Christopher Amato

Christopher Amato is an American computer scientist and Associate Professor in the Khoury College of Computer Sciences at Northeastern University in Boston, Massachusetts. His research focuses on reinforcement learning, multi-Agent systems, and planning in partially observable environments. He leads the Lab for Learning and Planning in Robotics (LLPR).

Education

Amato received a Bachelor of Arts in Clinical Psychology and Philosophy from Tufts University. He pursued graduate studies at the University of Massachusetts Amherst, earning a Master of Science in Computer Science followed by a Ph.D. in Computer Science under the supervision of Shlomo Zilberstein. His dissertation focused on increasing scalability in algorithms for centralized and decentralized partially observable Markov decision processes (POMDPs).

Career

After completing his doctorate, Amato worked as a research scientist at Aptima, Inc. He subsequently held positions as a postdoctoral fellow and research scientist at the Massachusetts Institute of Technology (MIT), where he worked with Leslie P. Kaelbling and the Learning and Intelligent Systems group in the Computer Science and Artificial Intelligence Laboratory (CSAIL), as well as Jonathan P. How and the Aerospace Control Lab in the Laboratory for Information and Decision Systems (LIDS). He also served as an Assistant Professor at the University of New Hampshire from 2015 to 2016.

Amato joined Northeastern University in 2016 as an Assistant Professor and was promoted to Associate Professor in 2022. At Northeastern, he leads the Lab for Learning and Planning in Robotics, focusing on reinforcement learning and planning in partially observable and multi-agent/multi-robot systems.

Research

Amato's research lies at the intersection of artificial intelligence, machine learning, and robotics. His work explores principled solution methods for systems of agents (such as robots, network nodes, sensors) operating under uncertainty with limited communication. Applications of his research include multi-robot navigation, search and rescue operations, autonomous surveillance, and multi-robot coordination.
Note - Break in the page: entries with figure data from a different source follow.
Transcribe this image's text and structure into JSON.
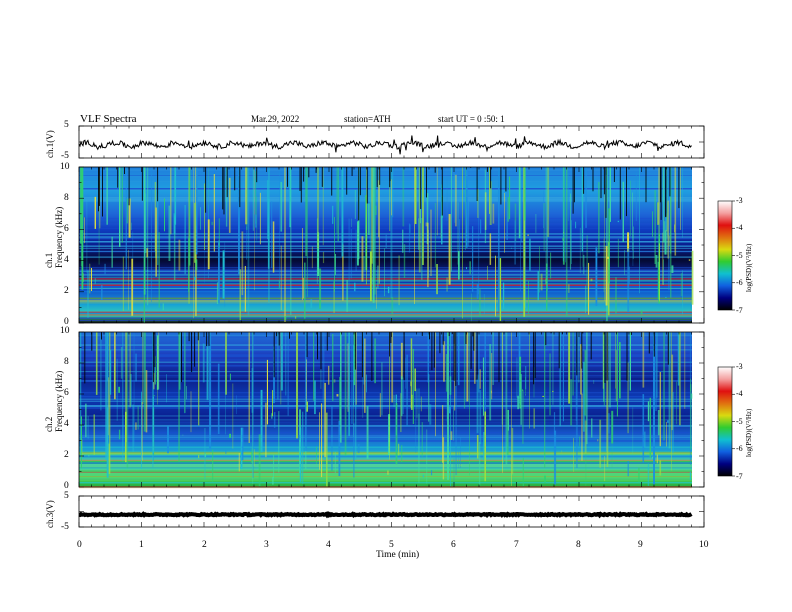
{
  "header": {
    "title": "VLF Spectra",
    "date": "Mar.29, 2022",
    "station": "station=ATH",
    "start": "start UT = 0 :50: 1"
  },
  "colorbars": [
    {
      "label": "log(PSD)(V²/Hz)",
      "ticks": [
        "-3",
        "-4",
        "-5",
        "-6",
        "-7"
      ]
    },
    {
      "label": "log(PSD)(V²/Hz)",
      "ticks": [
        "-3",
        "-4",
        "-5",
        "-6",
        "-7"
      ]
    }
  ],
  "chart_data": [
    {
      "type": "line",
      "ylabel": "ch.1(V)",
      "ylim": [
        -5,
        5
      ],
      "yticks": [
        "5",
        "-5"
      ],
      "xlim": [
        0,
        10
      ],
      "baseline_v": -0.8,
      "grid": false
    },
    {
      "type": "heatmap",
      "ylabel": "ch.1\nFrequency (kHz)",
      "ylim": [
        0,
        10
      ],
      "xlim": [
        0,
        10
      ],
      "yticks": [
        "10",
        "8",
        "6",
        "4",
        "2",
        "0"
      ],
      "colorscale": "log(PSD)(V²/Hz)",
      "crange": [
        -7,
        -3
      ]
    },
    {
      "type": "heatmap",
      "ylabel": "ch.2\nFrequency (kHz)",
      "ylim": [
        0,
        10
      ],
      "xlim": [
        0,
        10
      ],
      "yticks": [
        "10",
        "8",
        "6",
        "4",
        "2",
        "0"
      ],
      "colorscale": "log(PSD)(V²/Hz)",
      "crange": [
        -7,
        -3
      ]
    },
    {
      "type": "line",
      "ylabel": "ch.3(V)",
      "ylim": [
        -5,
        5
      ],
      "yticks": [
        "5",
        "-5"
      ],
      "xlim": [
        0,
        10
      ],
      "xlabel": "Time (min)",
      "xticks": [
        "0",
        "1",
        "2",
        "3",
        "4",
        "5",
        "6",
        "7",
        "8",
        "9",
        "10"
      ],
      "baseline_v": -1.0,
      "grid": false
    }
  ],
  "colors": {
    "ch1_rows": [
      {
        "f": 10,
        "c": "#1f7ddc"
      },
      {
        "f": 8.5,
        "c": "#1f9fe0"
      },
      {
        "f": 7,
        "c": "#1e66d8"
      },
      {
        "f": 6,
        "c": "#0f3cc0"
      },
      {
        "f": 5,
        "c": "#0a1e8e"
      },
      {
        "f": 4,
        "c": "#040a34"
      },
      {
        "f": 3.2,
        "c": "#0b1f8a"
      },
      {
        "f": 2.2,
        "c": "#0f48c8"
      },
      {
        "f": 1.2,
        "c": "#16a0d6"
      },
      {
        "f": 0.5,
        "c": "#38d4b0"
      },
      {
        "f": 0,
        "c": "#111111"
      }
    ],
    "ch2_rows": [
      {
        "f": 10,
        "c": "#1f6fd8"
      },
      {
        "f": 8.5,
        "c": "#1c3fbf"
      },
      {
        "f": 7,
        "c": "#0b1f8a"
      },
      {
        "f": 5.8,
        "c": "#0d3bb5"
      },
      {
        "f": 4.5,
        "c": "#0a1f90"
      },
      {
        "f": 3.2,
        "c": "#1665d0"
      },
      {
        "f": 2.3,
        "c": "#1aa3d3"
      },
      {
        "f": 1.5,
        "c": "#4ed0a0"
      },
      {
        "f": 0.6,
        "c": "#4ed86a"
      },
      {
        "f": 0,
        "c": "#22aa33"
      }
    ],
    "colorbar_stops": [
      "#ffffff",
      "#f4a0a0",
      "#e01010",
      "#e07010",
      "#dada10",
      "#30cc30",
      "#10c0d0",
      "#1060e0",
      "#000080",
      "#000000"
    ]
  }
}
His main research areas include:

  • Reinforcement learning (partially observable and multi-agent)
  • Multi-agent and multi-robot systems
  • Partially observable Markov decision processes (POMDPs)
  • Decentralized POMDPs (Dec-POMDPs)
  • Planning under uncertainty
  • Safe reinforcement learning
  • Adversarial machine learning in reinforcement learning contexts

Amato has published extensively in leading artificial intelligence, machine learning, and robotics venues including NeurIPS, ICML, ICLR, AAAI, IJCAI, AAMAS, ICRA, and IROS. According to Google Scholar, his work has been cited over 7,900 times.

Notable contributions

Amato has made significant contributions to the theory and application of decentralized decision-making under uncertainty:

  • Decentralized POMDPs: Amato is a leading researcher in the area of decentralized partially observable Markov decision processes (Dec-POMDPs), a framework for modeling multi-agent decision-making under uncertainty. He maintains the Dec-POMDP resource page, which serves as a central repository for publications, code, and datasets in this area.
  • Multi-agent reinforcement learning: His work on deep decentralized multi-task multi-agent reinforcement learning under partial observability (ICML 2017) has been highly influential, with over 590 citations, addressing the challenge of learning in multi-agent systems with limited communication.
  • Centralized training for decentralized execution (CTDE): Amato has contributed foundational work on the CTDE paradigm for cooperative multi-agent reinforcement learning.
  • Safe reinforcement learning: Recent work includes developing methods for shield decomposition for safe reinforcement learning in partially observable multi-agent environments.
  • Adversarial robustness in RL: His research group has investigated vulnerabilities of deep reinforcement learning to backdoor poisoning attacks, publishing notable works including "SleeperNets" (NeurIPS 2024) and "Adversarial Inception Backdoor Attacks" (ICML 2025).

Books

Amato has co-authored two books on multi-agent decision-making:

Awards and honors

  • Stanford University Top 2% Most-Cited Scientists – Included in the annual assessment of author citations representing the top 2% of most-cited scientists worldwide based on single-year impact.
  • NSF CAREER Award (2021) – Awarded by the National Science Foundation for research on "Scalable Planning and Learning for Multi-Agent Systems under Uncertainty."
  • Amazon Research Awards (2019, 2020) – For research on reinforcement learning and multi-agent systems.
  • Best Paper Award, AAMAS (2014) – International Conference on Autonomous Agents and Multiagent Systems.
  • Member, AAAI – Association for the Advancement of Artificial Intelligence.
  • Member, ACM – Association for Computing Machinery.